More than two dozen have died in weather-related accidents since 2000, researchers say
People fill the Inflatable Bounce House area during the Brookhaven Cherry Blossom Festival Saturday, July 31, 2021. A team of University of Georgia researchers found 28 people have died from weather-related bounce house incidents since 2000. STEVE SCHAEFER FOR THE ATLANTA JOURNAL-CONSTITUTION

Credit: Steve Schaefer

Credit: Steve Schaefer

People fill the Inflatable Bounce House area during the Brookhaven Cherry Blossom Festival Saturday, July 31, 2021. A team of University of Georgia researchers found 28 people have died from weather-related bounce house incidents since 2000. STEVE SCHAEFER FOR THE ATLANTA JOURNAL-CONSTITUTION

Bounce houses, those springy, inflatable play structures that are popular to rent for birthday parties and other children’s events, can be lethal on windy days, even in conditions assumed to be safe, a new study led by the University of Georgia found.

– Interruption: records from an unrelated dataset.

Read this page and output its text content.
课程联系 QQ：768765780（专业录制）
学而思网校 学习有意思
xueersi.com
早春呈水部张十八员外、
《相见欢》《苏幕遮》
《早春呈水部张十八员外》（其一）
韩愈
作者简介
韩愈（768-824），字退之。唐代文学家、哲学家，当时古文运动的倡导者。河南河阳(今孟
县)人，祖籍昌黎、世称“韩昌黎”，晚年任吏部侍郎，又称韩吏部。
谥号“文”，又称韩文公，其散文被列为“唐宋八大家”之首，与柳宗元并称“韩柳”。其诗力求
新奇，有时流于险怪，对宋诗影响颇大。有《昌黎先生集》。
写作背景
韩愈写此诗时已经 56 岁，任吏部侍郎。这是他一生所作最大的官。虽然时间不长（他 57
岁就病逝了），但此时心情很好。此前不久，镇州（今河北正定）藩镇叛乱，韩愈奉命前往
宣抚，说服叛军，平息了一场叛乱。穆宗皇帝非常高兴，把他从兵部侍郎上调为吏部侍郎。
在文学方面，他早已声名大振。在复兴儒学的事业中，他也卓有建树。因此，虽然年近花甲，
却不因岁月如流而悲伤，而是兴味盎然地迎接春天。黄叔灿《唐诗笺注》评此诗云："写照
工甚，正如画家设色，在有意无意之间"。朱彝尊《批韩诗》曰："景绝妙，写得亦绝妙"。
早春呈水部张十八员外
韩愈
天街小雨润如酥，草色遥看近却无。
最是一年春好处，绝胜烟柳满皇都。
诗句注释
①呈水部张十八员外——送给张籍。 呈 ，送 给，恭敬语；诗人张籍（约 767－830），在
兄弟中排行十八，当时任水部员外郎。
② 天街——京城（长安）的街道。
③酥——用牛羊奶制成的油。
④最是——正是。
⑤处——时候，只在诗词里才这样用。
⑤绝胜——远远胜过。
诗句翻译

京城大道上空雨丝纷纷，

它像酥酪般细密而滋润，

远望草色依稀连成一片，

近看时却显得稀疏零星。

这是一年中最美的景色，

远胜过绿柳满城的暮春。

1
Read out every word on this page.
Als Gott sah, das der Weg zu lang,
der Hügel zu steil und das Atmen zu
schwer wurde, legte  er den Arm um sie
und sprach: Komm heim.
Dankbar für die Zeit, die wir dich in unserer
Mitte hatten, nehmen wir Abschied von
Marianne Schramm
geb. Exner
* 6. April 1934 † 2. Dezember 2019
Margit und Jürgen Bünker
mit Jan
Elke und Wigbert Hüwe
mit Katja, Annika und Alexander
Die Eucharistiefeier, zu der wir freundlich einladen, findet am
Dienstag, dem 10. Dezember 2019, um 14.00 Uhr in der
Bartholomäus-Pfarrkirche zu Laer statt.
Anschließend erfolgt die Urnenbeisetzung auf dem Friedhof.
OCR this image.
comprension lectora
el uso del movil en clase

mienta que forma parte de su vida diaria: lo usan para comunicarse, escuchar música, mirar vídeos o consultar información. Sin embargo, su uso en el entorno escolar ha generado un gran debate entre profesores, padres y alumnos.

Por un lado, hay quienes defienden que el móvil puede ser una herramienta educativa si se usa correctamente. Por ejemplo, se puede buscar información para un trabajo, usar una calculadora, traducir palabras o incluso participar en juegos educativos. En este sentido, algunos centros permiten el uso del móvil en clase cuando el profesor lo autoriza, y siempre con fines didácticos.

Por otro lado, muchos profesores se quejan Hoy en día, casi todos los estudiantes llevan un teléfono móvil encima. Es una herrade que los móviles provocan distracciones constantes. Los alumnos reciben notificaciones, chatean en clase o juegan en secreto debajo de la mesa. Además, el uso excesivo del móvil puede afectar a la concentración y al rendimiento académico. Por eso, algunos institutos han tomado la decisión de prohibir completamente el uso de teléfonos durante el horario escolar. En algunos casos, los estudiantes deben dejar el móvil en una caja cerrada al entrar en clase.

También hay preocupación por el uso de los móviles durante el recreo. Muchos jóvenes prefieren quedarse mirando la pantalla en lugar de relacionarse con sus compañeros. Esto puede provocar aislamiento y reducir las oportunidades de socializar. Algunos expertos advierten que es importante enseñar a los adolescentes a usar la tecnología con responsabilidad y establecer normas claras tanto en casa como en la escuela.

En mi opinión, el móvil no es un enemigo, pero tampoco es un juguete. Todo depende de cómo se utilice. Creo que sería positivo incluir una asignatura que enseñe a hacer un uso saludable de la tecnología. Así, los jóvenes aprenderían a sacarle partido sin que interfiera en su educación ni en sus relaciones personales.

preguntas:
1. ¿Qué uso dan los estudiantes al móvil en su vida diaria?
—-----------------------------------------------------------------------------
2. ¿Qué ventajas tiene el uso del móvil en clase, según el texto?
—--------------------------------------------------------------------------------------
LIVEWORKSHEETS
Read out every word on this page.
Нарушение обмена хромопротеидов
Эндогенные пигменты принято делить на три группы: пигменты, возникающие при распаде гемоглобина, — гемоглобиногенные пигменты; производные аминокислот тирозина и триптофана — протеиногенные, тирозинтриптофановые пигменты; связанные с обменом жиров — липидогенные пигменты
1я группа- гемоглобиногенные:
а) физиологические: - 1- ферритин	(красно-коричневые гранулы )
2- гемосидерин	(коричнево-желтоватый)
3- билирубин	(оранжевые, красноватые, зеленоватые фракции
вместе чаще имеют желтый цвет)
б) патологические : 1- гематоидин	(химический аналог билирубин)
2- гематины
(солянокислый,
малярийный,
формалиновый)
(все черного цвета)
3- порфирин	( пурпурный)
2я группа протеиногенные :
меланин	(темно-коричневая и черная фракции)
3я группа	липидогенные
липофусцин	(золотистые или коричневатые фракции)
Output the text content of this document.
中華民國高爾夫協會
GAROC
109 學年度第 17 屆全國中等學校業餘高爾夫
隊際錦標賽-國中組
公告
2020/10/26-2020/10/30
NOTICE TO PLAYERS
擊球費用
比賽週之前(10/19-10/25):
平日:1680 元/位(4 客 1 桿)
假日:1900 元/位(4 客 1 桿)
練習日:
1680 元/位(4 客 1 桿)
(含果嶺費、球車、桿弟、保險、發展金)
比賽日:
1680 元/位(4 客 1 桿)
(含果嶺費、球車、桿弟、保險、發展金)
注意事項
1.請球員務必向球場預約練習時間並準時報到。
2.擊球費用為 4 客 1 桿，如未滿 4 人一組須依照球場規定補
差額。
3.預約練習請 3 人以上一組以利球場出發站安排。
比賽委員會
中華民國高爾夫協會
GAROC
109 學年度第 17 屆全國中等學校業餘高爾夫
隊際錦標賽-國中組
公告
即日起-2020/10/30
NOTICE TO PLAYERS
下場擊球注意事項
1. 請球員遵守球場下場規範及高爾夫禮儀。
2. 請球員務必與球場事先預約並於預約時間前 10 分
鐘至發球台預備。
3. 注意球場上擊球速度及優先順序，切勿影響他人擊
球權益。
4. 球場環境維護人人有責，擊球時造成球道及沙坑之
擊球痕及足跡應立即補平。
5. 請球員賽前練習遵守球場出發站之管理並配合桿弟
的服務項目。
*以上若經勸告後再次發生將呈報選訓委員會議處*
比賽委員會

The researchers determined that 28 people died and at least 479 were injured in more than 130 weather-related bounce house accidents worldwide since 2000, according to UGA.

“What could go wrong? The answer is that it could blow away in winds that are not anywhere near severe levels. Some of these cases were in purely clear skies,” John Knox, lead author of the study and a geography professor in the Franklin College of Arts and Sciences, said in a university statement.

Those documented incidents were on top of an estimated 10,000 U.S. emergency room visits for injuries such as broken bones, muscle sprains and concussions.

In Southern California, a house with a boy inside was lofted into the middle of a highway, according to Thomas Gill, second author on the paper and a professor of environmental science at the University of Texas at El Paso. In another incident, an empty structure struck a bystander.

More than one-fifth of the incidents occurred at wind speeds below those deemed unsafe by the American Society for Testing and Materials. The organization’s standards are cited by bounce house regulations in 19 states. They set a maximum wind gust speed of 25 miles per hour unless the bounce house is secured by a professional engineer.

The researchers spent a decade searching for wind-related incidents, using resources such as Google. They then analyzed weather conditions. They gathered the information in a website. Their study was recently published online in the Bulletin of the American Meteorological Society.

The upshot? Follow basic precautions, securely staking bounce houses to the ground and weighing them down with sandbags. And watch out for wind.